A entendre le ministre des Affaires étrangères, la Conférence a noté une amélioration de la situation économique au Bénin. « Le Bénin a été cité parmi les pays qui feront une croissance de plus de 6% parmi les pays qui ont assaini leurs finances publiques. « Cela montre que la gouvernance sous Patrice Talon porte ses fruits », a précisé le ministre des Affaires étrangères et de la coopération.

Le sommet a été précédé de plusieurs réunions statutaires dont celle du Conseil des médiations et de la sécurité qui a eu lieu en décembre 2019 et la 25ème session extraordinaire du Conseil des ministres de la Commission de la Cedeao. Cette session extraordinaire a relevé l’amélioration de la gestion, mais aussi l’existence de cas de malversation. Le Bénin fait partie des pays qui ont soutenu la nécessité d’appliquer des sanctions aux responsables pour la restitution des biens de la communauté.

A l’occasion de cette rencontre, les chefs d’Etat et de gouvernement ont adopté le plan d’action 2020-2024 en matière de sécurité. D’un budget d’environ deux milliards trois cents millions de dollars, ce plan d’actions vise à lutter contre le terrorisme dans la sous-région. Ils ont également examiné la question du terrorisme dans le Sahel. A cet effet, la Conférence a lancé un appel à l’Organisation des Nations Unies et au Conseil de sécurité de l’Onu.

Les chefs d’Etat ont également abordé la question de la libre circulation des personnes et des biens. Ils ont invité les Etats membres au respect du protocole de libre circulation et les pays qui ne sont pas à jour à se mettre au pas. Figurant parmi les quatre pays en règle, le Bénin a été salué pour les mesures prises dans le sens du respect des normes de libre circulation. La question de la fermeture des frontières nigérianes n’a pas été occultée.

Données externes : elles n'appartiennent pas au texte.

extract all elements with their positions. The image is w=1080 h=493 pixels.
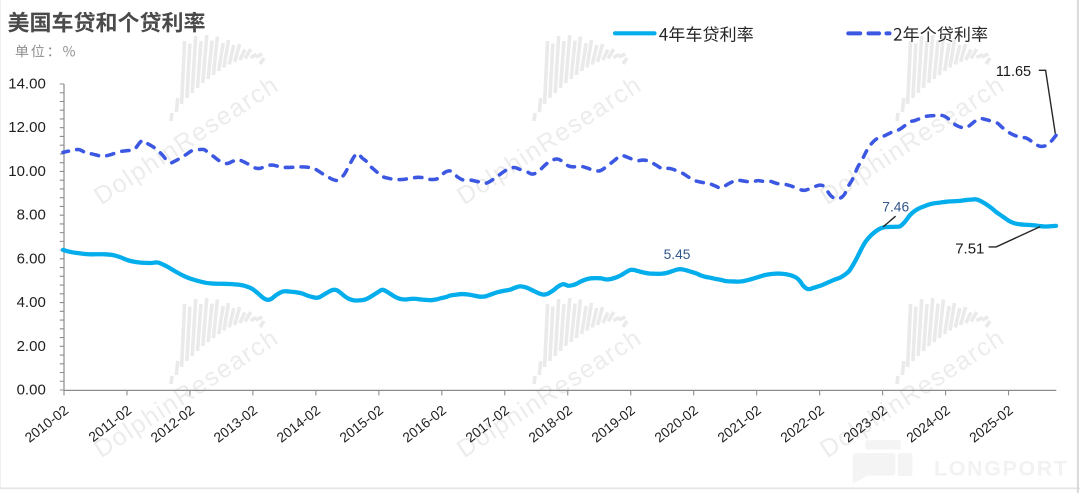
svg-text:2025-02: 2025-02 — [967, 403, 1016, 446]
svg-text:0.00: 0.00 — [17, 382, 46, 399]
svg-text:14.00: 14.00 — [8, 76, 46, 93]
svg-text:2.00: 2.00 — [17, 338, 46, 355]
svg-text:2013-02: 2013-02 — [211, 403, 260, 446]
svg-text:7.51: 7.51 — [955, 240, 984, 257]
svg-text:10.00: 10.00 — [8, 163, 46, 180]
svg-text:8.00: 8.00 — [17, 207, 46, 224]
svg-text:2021-02: 2021-02 — [715, 403, 764, 446]
svg-text:2014-02: 2014-02 — [274, 403, 323, 446]
svg-text:7.46: 7.46 — [882, 200, 909, 215]
svg-text:11.65: 11.65 — [996, 64, 1031, 80]
svg-text:LONGPORT: LONGPORT — [934, 457, 1069, 481]
svg-text:2010-02: 2010-02 — [22, 403, 71, 446]
svg-text:2015-02: 2015-02 — [337, 403, 386, 446]
svg-text:12.00: 12.00 — [8, 119, 46, 136]
svg-text:2019-02: 2019-02 — [589, 403, 638, 446]
svg-text:2016-02: 2016-02 — [400, 403, 449, 446]
svg-text:2020-02: 2020-02 — [652, 403, 701, 446]
svg-text:6.00: 6.00 — [17, 250, 46, 267]
svg-text:5.45: 5.45 — [664, 247, 691, 262]
svg-text:4.00: 4.00 — [17, 294, 46, 311]
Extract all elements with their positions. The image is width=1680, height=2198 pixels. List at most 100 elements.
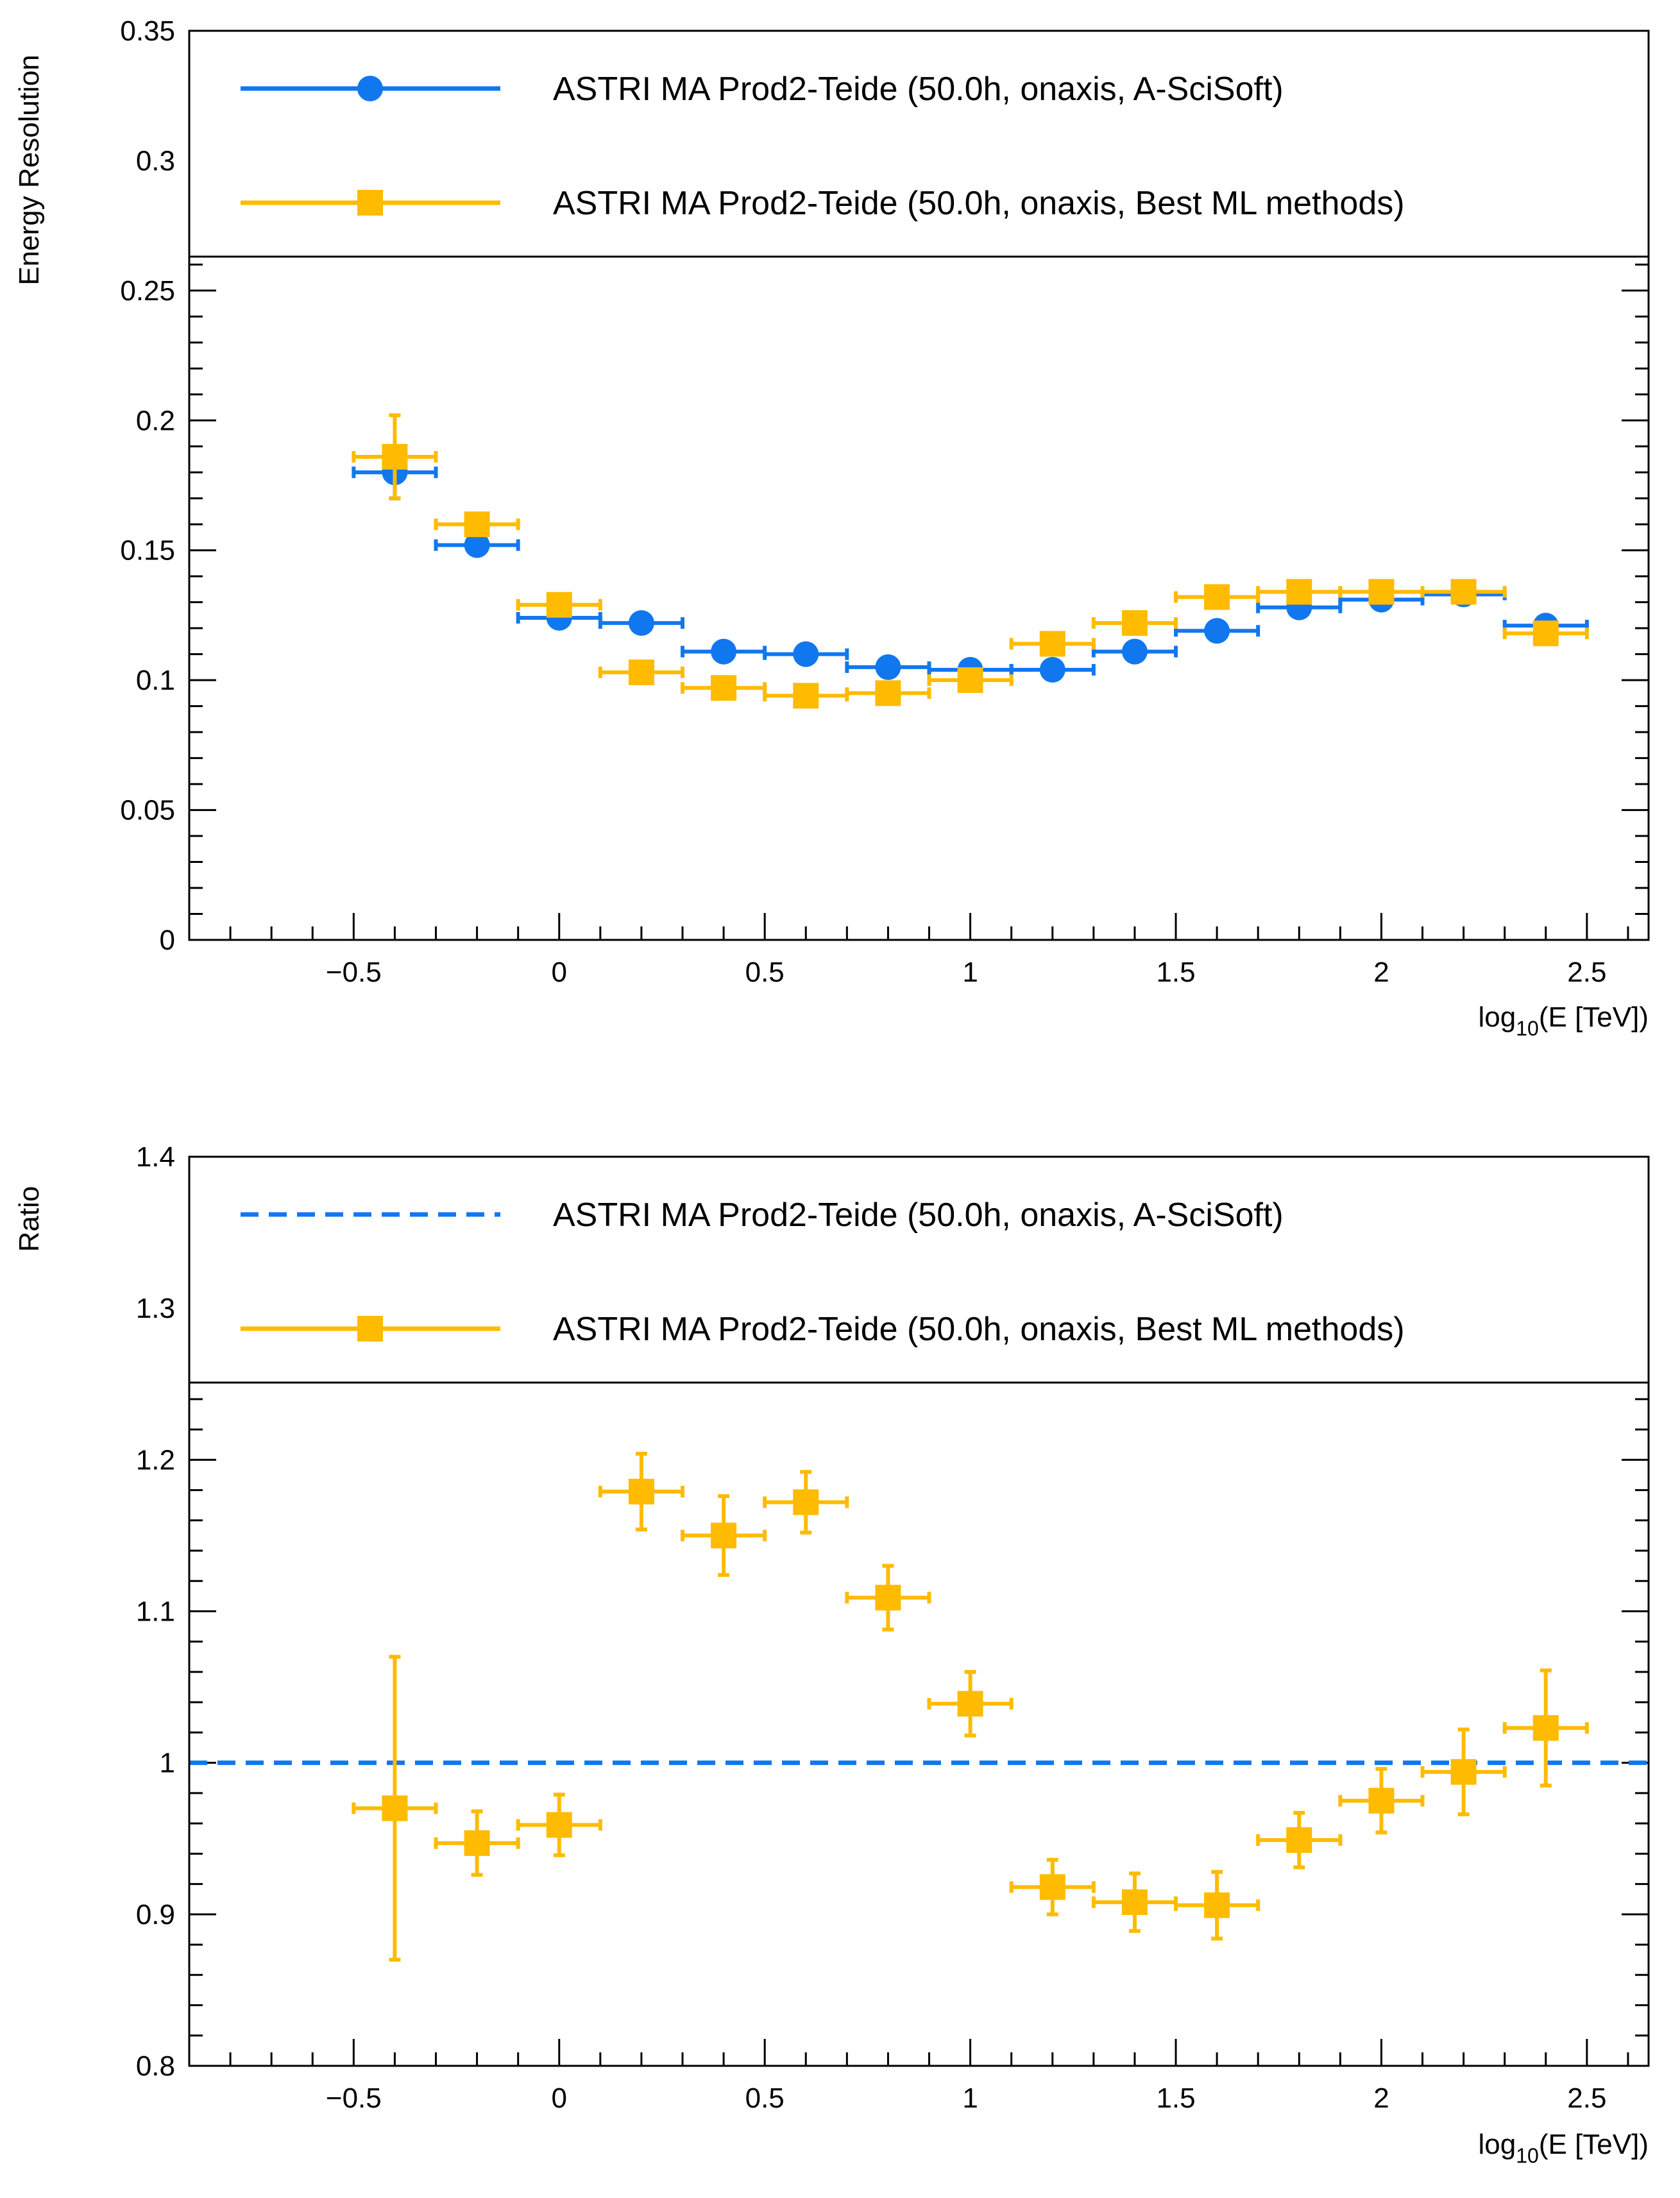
y-axis-title-ratio: Ratio bbox=[13, 1186, 45, 1252]
energy-resolution-series bbox=[352, 413, 1589, 709]
square-marker bbox=[1532, 620, 1559, 647]
square-marker bbox=[875, 1585, 901, 1611]
x-tick-label: 0.5 bbox=[745, 957, 785, 988]
ratio-series bbox=[189, 1451, 1649, 1962]
best-ml-point bbox=[1174, 584, 1260, 610]
square-marker bbox=[711, 675, 737, 701]
best-ml-point bbox=[681, 1494, 767, 1577]
square-marker bbox=[464, 511, 490, 538]
x-tick-label: 1.5 bbox=[1156, 2083, 1195, 2114]
a-scisoft-point bbox=[763, 641, 849, 667]
y-tick-label: 1.3 bbox=[136, 1293, 175, 1324]
square-marker bbox=[1121, 610, 1148, 636]
y-tick-label: 0.35 bbox=[120, 15, 175, 47]
circle-marker bbox=[875, 654, 901, 680]
y-tick-label: 1.4 bbox=[136, 1141, 175, 1173]
x-axis-title: log10(E [TeV]) bbox=[1479, 1001, 1649, 1040]
legend-label-best-ml-ratio: ASTRI MA Prod2-Teide (50.0h, onaxis, Bes… bbox=[553, 1311, 1405, 1348]
legend-label-a-scisoft-ratio: ASTRI MA Prod2-Teide (50.0h, onaxis, A-S… bbox=[553, 1197, 1284, 1234]
square-marker bbox=[1204, 584, 1230, 610]
x-axis-title-unit: (E [TeV]) bbox=[1539, 1001, 1649, 1033]
energy-resolution-legend-items: ASTRI MA Prod2-Teide (50.0h, onaxis, A-S… bbox=[241, 71, 1405, 222]
best-ml-point bbox=[845, 1563, 931, 1631]
square-marker bbox=[793, 1489, 819, 1515]
best-ml-point bbox=[1502, 1668, 1589, 1788]
square-marker bbox=[1532, 1715, 1559, 1741]
square-marker bbox=[1286, 1827, 1312, 1853]
square-marker bbox=[1450, 579, 1477, 605]
y-tick-label: 1.2 bbox=[136, 1444, 175, 1476]
legend-label-a-scisoft: ASTRI MA Prod2-Teide (50.0h, onaxis, A-S… bbox=[553, 71, 1284, 108]
y-tick-label: 0.15 bbox=[120, 535, 175, 567]
y-tick-label: 0.8 bbox=[136, 2050, 175, 2082]
circle-marker bbox=[1204, 618, 1230, 644]
square-marker bbox=[1450, 1759, 1477, 1785]
square-marker bbox=[957, 1691, 983, 1717]
best-ml-point bbox=[598, 1451, 685, 1531]
a-scisoft-point bbox=[681, 638, 767, 665]
x-tick-label: 2 bbox=[1373, 957, 1389, 988]
x-tick-label: 2.5 bbox=[1567, 2083, 1606, 2114]
square-marker bbox=[1286, 579, 1312, 605]
best-ml-point bbox=[1174, 1870, 1260, 1941]
square-marker bbox=[382, 1795, 408, 1821]
best-ml-point bbox=[1256, 579, 1343, 605]
x-axis-title-log: log bbox=[1479, 1001, 1516, 1033]
square-marker bbox=[1121, 1889, 1148, 1915]
x-tick-label: 0 bbox=[552, 2083, 567, 2114]
best-ml-point bbox=[352, 1655, 438, 1962]
a-scisoft-point bbox=[845, 654, 931, 680]
best-ml-point bbox=[1420, 579, 1507, 605]
x-tick-label: 2 bbox=[1373, 2083, 1389, 2114]
energy-resolution-legend bbox=[188, 30, 1650, 258]
x-tick-label: −0.5 bbox=[326, 957, 382, 988]
best-ml-point bbox=[434, 511, 520, 538]
square-marker bbox=[1368, 579, 1395, 605]
energy-resolution-panel: −0.5 0 0.5 1 1.5 2 2.5 0 0.05 0.1 0.15 0.2 0.25 0.3 0.… bbox=[13, 15, 1650, 1040]
ratio-legend-items: ASTRI MA Prod2-Teide (50.0h, onaxis, A-S… bbox=[241, 1197, 1405, 1348]
best-ml-point bbox=[845, 680, 931, 706]
circle-marker bbox=[793, 641, 819, 667]
square-marker bbox=[793, 683, 819, 709]
best-ml-point bbox=[1502, 620, 1589, 647]
circle-marker bbox=[711, 638, 737, 665]
best-ml-point bbox=[1256, 1810, 1343, 1870]
best-ml-point bbox=[352, 413, 438, 500]
square-marker bbox=[711, 1522, 737, 1549]
a-scisoft-point bbox=[1174, 618, 1260, 644]
best-ml-point bbox=[434, 1809, 520, 1877]
circle-marker bbox=[1039, 656, 1065, 683]
energy-resolution-axis-ticks: −0.5 0 0.5 1 1.5 2 2.5 0 0.05 0.1 0.15 0.2 0.25 0.3 0.… bbox=[120, 15, 1649, 988]
ratio-plot-frame bbox=[188, 1155, 1650, 2067]
best-ml-point bbox=[516, 592, 602, 618]
best-ml-point bbox=[927, 667, 1014, 694]
x-tick-label: 2.5 bbox=[1567, 957, 1606, 988]
y-tick-label: 0.05 bbox=[120, 795, 175, 826]
square-marker bbox=[628, 659, 654, 685]
y-tick-label: 0.3 bbox=[136, 145, 175, 176]
best-ml-point bbox=[1338, 579, 1425, 605]
x-axis-title-log-ratio: log bbox=[1479, 2129, 1516, 2160]
legend-swatch-square bbox=[357, 1316, 383, 1342]
best-ml-point bbox=[1420, 1727, 1507, 1816]
square-marker bbox=[382, 443, 408, 470]
best-ml-point bbox=[763, 1470, 849, 1535]
legend-label-best-ml: ASTRI MA Prod2-Teide (50.0h, onaxis, Bes… bbox=[553, 185, 1405, 222]
x-tick-label: 0.5 bbox=[745, 2083, 785, 2114]
ratio-legend bbox=[188, 1155, 1650, 1384]
square-marker bbox=[628, 1478, 654, 1504]
square-marker bbox=[1039, 631, 1065, 657]
circle-marker bbox=[628, 610, 654, 636]
a-scisoft-point bbox=[1009, 656, 1096, 683]
x-tick-label: 1 bbox=[962, 957, 978, 988]
best-ml-point bbox=[598, 659, 685, 685]
legend-swatch-circle bbox=[357, 76, 383, 101]
square-marker bbox=[546, 1812, 572, 1838]
x-tick-label: 0 bbox=[552, 957, 567, 988]
x-axis-title-subscript-ratio: 10 bbox=[1516, 2144, 1539, 2167]
best-ml-point bbox=[763, 683, 849, 709]
a-scisoft-point bbox=[1091, 638, 1178, 665]
energy-resolution-plot-frame bbox=[188, 30, 1650, 941]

Plusieurs pays dont le Ghana et le Niger, tout aussi affectés que le Bénin, ont réagi sur la question. La Conférence a alors invité au respect du protocole de libre circulation. Le rapport des mécanismes de sécurité mis en place par les pays voisins sera transmis pour que le Nigeria offre une réponse à la situation. Concernant la monnaie unique, l’Eco qui était également au cœur des préoccupations à ce sommet, il faut souligner que le symbole de la monnaie a été adopté et la dénomination de la banque est «La Banque centrale de l’Afrique de l’Ouest».